C’est une performance, autant pour les spectateurs que pour les comédiens : cinq heures et trente minutes de spectacle, coupés par un seul véritable entracte et deux courtes pauses durant lesquelles le public a été uniquement autorisé à se lever pour soulager ses douleurs dorsales, voire « postérieures » causées par des gradins particulièrement ingrats. Ceci dit, Karamazov a été l’un des fleurons du festival d’Avignon 2016, entendez le « in ».
Il était donné dans la Carrière de Boulbon entre 21 h et 3 h du matin, c’est-à-dire dans un lieu en plein air, ou plus exactement en pleine nature, au pied d’une falaise de craie autrefois creusée de main d’homme. Je connaissais l’endroit pour y avoir vu, dans une vie antérieure, un « son et lumières » original mais sans grand intérêt. Y découvrir une scène de théâtre comme lovée au sein d’un cirque immense et y passer suffisamment de temps pour voir s’élever une lune, par chance pleine et lumineuse à ce moment du mois, et la suivre dans sa course jusque derrière les spectateurs, a été pour moi une partie non négligeable de ce spectacle.
Mais l’essentiel reste évidemment la pièce, tirée comme on peut s’en douter des Frères Karamazov de Fiodor Dostoïevski, mise en scène par Jean Bellorini, talentueux jeune homme de 36 ans. Comme souvent, la critique parisienne l’avait passablement éreintée, la jugeant « trop longue », voire « fastidieuse ». À mon avis, rien n’est plus faux. C’est une œuvre magnifique, passionnante et qui, à aucun moment, ne lasse son spectateur.
Oui, les comédiens montent sur le toit de l’isba pour invectiver les étoiles, parler au firmament et ainsi s’interroger sur le sens de la vie et la marche du monde. Mais n’est-ce pas, entre autres, le sujet de cette œuvre foisonnante ? Car on y parle de l’homme, de son rapport au monde, de son rapport à Dieu et d’ailleurs, existe-t-il vraiment, ce Dieu dont on parle tant ? Sa présence, autant que son absence, se font tellement sentir qu’il doit bien, finalement, exister quelque chose… Si Bellorini a volontairement coupé une partie – le début – du texte initial, comme nous l’explique Khokhlakova en ouverture, il n’a pas fait l’impasse sur le fameux monologue du Grand inquisiteur.

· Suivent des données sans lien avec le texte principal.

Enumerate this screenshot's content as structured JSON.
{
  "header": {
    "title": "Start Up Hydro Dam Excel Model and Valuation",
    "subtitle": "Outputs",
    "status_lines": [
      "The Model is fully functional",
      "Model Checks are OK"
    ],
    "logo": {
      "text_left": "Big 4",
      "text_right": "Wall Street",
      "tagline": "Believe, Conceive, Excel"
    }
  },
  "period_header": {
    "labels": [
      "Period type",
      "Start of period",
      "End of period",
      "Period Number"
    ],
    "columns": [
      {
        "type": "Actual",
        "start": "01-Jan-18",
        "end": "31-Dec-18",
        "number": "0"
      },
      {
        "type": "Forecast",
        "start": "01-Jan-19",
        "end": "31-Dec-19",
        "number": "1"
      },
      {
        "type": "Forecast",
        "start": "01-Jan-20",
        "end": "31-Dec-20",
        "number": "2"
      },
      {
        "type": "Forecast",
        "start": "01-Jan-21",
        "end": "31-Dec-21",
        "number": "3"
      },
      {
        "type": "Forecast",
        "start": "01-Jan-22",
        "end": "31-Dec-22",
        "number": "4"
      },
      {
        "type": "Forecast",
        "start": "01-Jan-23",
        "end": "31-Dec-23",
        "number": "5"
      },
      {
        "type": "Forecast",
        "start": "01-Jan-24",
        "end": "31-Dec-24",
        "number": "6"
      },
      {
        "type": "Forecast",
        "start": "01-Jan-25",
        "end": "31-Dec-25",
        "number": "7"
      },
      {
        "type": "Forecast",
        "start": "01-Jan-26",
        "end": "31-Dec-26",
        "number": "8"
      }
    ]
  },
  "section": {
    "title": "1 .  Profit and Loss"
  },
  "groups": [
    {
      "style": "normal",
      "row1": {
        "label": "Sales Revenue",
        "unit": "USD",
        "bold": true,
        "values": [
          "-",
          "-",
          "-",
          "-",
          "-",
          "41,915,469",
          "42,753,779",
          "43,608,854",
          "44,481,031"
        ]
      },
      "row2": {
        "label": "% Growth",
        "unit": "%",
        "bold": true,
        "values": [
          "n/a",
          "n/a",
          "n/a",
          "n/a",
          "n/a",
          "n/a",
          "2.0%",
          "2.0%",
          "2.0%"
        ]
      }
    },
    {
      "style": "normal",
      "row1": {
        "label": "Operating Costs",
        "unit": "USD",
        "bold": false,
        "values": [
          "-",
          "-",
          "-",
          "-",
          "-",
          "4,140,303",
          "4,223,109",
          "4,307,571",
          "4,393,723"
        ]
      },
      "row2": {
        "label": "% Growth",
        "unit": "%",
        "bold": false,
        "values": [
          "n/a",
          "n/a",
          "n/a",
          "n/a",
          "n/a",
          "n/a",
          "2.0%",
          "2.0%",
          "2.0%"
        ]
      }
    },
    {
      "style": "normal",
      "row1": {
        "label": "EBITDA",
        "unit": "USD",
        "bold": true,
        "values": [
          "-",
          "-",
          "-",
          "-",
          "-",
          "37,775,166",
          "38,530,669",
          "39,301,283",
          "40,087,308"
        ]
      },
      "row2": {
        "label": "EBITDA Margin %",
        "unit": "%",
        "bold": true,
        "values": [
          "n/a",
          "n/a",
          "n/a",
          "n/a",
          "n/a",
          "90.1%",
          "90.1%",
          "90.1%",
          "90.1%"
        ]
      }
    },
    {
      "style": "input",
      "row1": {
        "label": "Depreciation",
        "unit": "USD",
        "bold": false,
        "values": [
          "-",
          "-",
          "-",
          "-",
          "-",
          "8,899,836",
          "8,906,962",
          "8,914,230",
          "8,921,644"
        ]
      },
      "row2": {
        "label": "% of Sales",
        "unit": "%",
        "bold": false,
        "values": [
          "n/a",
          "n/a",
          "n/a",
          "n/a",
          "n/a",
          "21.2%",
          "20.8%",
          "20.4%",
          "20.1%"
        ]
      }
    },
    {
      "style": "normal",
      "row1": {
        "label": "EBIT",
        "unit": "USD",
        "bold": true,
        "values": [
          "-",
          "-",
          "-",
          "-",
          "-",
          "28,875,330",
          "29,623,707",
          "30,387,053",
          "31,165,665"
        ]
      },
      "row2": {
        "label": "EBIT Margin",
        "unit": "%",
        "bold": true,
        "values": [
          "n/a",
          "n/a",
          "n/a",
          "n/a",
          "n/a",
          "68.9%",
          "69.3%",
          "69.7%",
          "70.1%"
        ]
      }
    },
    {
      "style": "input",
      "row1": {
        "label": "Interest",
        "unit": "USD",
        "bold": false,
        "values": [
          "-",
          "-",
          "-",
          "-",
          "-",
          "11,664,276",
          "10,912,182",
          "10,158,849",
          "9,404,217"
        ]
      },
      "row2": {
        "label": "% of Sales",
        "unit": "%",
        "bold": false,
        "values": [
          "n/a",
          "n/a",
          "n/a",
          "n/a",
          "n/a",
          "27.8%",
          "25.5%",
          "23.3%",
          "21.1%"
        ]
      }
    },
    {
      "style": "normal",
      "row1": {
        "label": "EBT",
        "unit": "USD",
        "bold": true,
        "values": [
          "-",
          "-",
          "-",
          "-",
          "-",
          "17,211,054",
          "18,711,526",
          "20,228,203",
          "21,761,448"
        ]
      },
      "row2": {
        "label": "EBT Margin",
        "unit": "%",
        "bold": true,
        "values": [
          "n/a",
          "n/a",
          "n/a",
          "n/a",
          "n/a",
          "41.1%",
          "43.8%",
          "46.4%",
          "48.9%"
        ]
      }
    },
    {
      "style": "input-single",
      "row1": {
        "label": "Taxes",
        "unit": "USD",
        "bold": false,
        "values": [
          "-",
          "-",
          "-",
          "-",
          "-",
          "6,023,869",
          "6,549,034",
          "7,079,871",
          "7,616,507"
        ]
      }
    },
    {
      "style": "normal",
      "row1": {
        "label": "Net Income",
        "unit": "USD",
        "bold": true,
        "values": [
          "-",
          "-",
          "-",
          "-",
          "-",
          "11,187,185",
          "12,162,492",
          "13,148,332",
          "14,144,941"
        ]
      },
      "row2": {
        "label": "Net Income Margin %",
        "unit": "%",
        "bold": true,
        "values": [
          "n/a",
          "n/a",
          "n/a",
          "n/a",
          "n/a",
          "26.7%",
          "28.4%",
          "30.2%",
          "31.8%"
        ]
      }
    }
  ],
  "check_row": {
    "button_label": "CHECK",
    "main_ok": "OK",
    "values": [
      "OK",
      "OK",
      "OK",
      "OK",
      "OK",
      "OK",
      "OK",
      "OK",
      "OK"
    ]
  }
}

C’est, je pense, le nœud philosophique du domine toute l’œuvre, qui théorise les souffrances que vivent les uns et les autres, Mitia, accusé du meurtre de son père, Grouchenka la tentatrice tentée, et tous les autres. Ivan Karamazov, l’athée de la fratrie, raconte à son jeune frère Alexeï, croyant et moine en devenir, l’improbable confrontation entre le cardinal Grand inquisiteur – en lequel on pourrait reconnaître Torquemada, s’il faut lui donner un nom – et Jésus revenu sur terre, reconnu, arrêté et emprisonné. Torquemada va le voir dans sa cellule et lui explique pourquoi il est obligé de le condamner – à nouveau… – à mort. En effet, tenté par Satan dans le désert, Jésus a repoussé les trois tentations majeures qui servent à dominer l’humanité : l’inexplicable (la transformation des pierres en pain) ; le miracle (sauter dans le vide et être sauvé par une intervention angélique) ; l’autorité (se proclamer roi du monde). En refusant de céder à ces tentations, Jésus fait le choix du libre-arbitre, mais il plonge l’humanité dans la souffrance, dans la contingence. Or par l’usage de l’inexplicable, de l’autorité et du miracle, il est possible de donner du bonheur aux hommes… Du moins est-ce ce que défend l’inquisiteur. Il ne peut donc accepter que Jésus revienne « déranger » ce nouvel ordre du monde. Il doit mourir.
Ce magnifique monologue emporte toute l’œuvre. Pour l’adaptation théâtrale, il en va de même et l’acteur Geoffroy Rondeau, petit Ivan qui peine à développer sa personnalité face à un Alexeï en pleine interrogation et à un Mitia tout aussi torturé, livre là un morceau de bravoure qui ne peut que provoquer l’admiration des spectateurs.
Je vous livre là l’un des angles, mais il y a bien d’autres aspects à commenter, qui me font dire que Karamazov est, et reste, un spectacle à voir. Je sais qu’il sera donné au Théâtre Gérard Philippe, à Saint-Denis, en janvier 2017. N’hésitez pas, le temps ne compte pas.